From one of the yards farther down the street came a sudden gust of laughter; boys playing baseball, he thought, or «a fast game of soccer. That Matt wasn't with them wasn't surprising. He preferred studying history or the way colors worked than studying how to steal second base from a fast pitcher. It set him apart, but the boy didn't seem to mind.
"Mr. Ross?"
He sighed loudly. "Good Lord, Matt, don't you ever stop asking questions?"
"But my mother-"
"I know, I know. Your mother says you have to ask if you want to learn anything."
Matt squinted up at him. "How'd you know that?"
"It's a great secret you learn when you get to be grown-up."
Matt considered that for a moment while he kicked at a stone and toed it into the gutter. Then he gestured with his free hand back toward the restaurant. "You think you're gonna win the election?"
"You going to vote for me?"
"I'm too young."
"Well, I'll just have to win anyway. It'll be close without your vote, though. Mighty close."

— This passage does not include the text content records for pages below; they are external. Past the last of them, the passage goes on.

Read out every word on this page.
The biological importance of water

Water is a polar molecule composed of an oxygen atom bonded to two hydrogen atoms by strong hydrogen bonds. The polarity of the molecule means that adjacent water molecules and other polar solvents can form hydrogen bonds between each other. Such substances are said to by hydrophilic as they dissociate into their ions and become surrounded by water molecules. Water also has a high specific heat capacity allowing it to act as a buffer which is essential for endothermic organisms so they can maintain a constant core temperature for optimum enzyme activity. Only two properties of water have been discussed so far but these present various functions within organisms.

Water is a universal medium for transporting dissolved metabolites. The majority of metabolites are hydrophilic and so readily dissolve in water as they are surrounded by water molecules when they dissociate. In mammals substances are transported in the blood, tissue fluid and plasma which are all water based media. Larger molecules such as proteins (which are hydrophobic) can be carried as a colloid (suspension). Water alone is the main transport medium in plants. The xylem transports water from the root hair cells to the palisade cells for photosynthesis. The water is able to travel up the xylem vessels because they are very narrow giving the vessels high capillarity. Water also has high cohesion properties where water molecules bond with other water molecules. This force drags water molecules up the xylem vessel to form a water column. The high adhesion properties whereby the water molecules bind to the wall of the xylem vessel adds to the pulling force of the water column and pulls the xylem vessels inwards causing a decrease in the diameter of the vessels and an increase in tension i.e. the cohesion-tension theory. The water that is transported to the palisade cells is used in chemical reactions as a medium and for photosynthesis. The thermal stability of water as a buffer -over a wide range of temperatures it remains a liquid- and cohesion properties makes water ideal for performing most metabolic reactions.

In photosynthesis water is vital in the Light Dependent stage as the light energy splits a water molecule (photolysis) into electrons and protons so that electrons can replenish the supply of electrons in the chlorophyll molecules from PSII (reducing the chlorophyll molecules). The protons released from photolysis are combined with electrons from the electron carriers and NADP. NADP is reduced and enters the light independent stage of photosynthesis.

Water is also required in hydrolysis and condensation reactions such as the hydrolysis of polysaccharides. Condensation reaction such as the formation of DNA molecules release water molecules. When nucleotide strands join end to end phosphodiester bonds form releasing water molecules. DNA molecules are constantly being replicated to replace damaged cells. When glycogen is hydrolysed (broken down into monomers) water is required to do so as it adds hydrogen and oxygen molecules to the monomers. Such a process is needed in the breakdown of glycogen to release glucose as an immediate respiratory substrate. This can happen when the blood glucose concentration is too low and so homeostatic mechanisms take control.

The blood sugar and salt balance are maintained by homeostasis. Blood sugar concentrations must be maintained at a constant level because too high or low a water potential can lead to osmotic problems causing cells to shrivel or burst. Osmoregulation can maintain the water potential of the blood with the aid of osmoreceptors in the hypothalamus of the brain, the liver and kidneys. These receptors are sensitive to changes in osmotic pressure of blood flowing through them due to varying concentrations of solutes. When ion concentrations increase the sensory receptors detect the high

"My mother says she's gonna vote for you. She says she doesn't want to see Mr. Cameron running things and putting in all the gambling and stuff. She says it isn't fitting… whatever that means." Almost a half block in silence before he spoke again. "If they build those hotels and things like Mr. Cameron wants, they'll cut down all the trees, right?"
"That's right."
"Then the squirrels won't have any place to live!"
"Right again."
The boy shook his head. "That isn't fair, Mr. Ross." Nope, it sure isn't."
"I wish I could vote for you," he said softly.
Colin placed a hand gently on his shoulder and looked up just as they reached Atlantic Terrace, the town's last cross-street. Three houses down-a small, white, clapboard saltbox-a woman stood on the high narrow porch. She waved, and Colin waved back.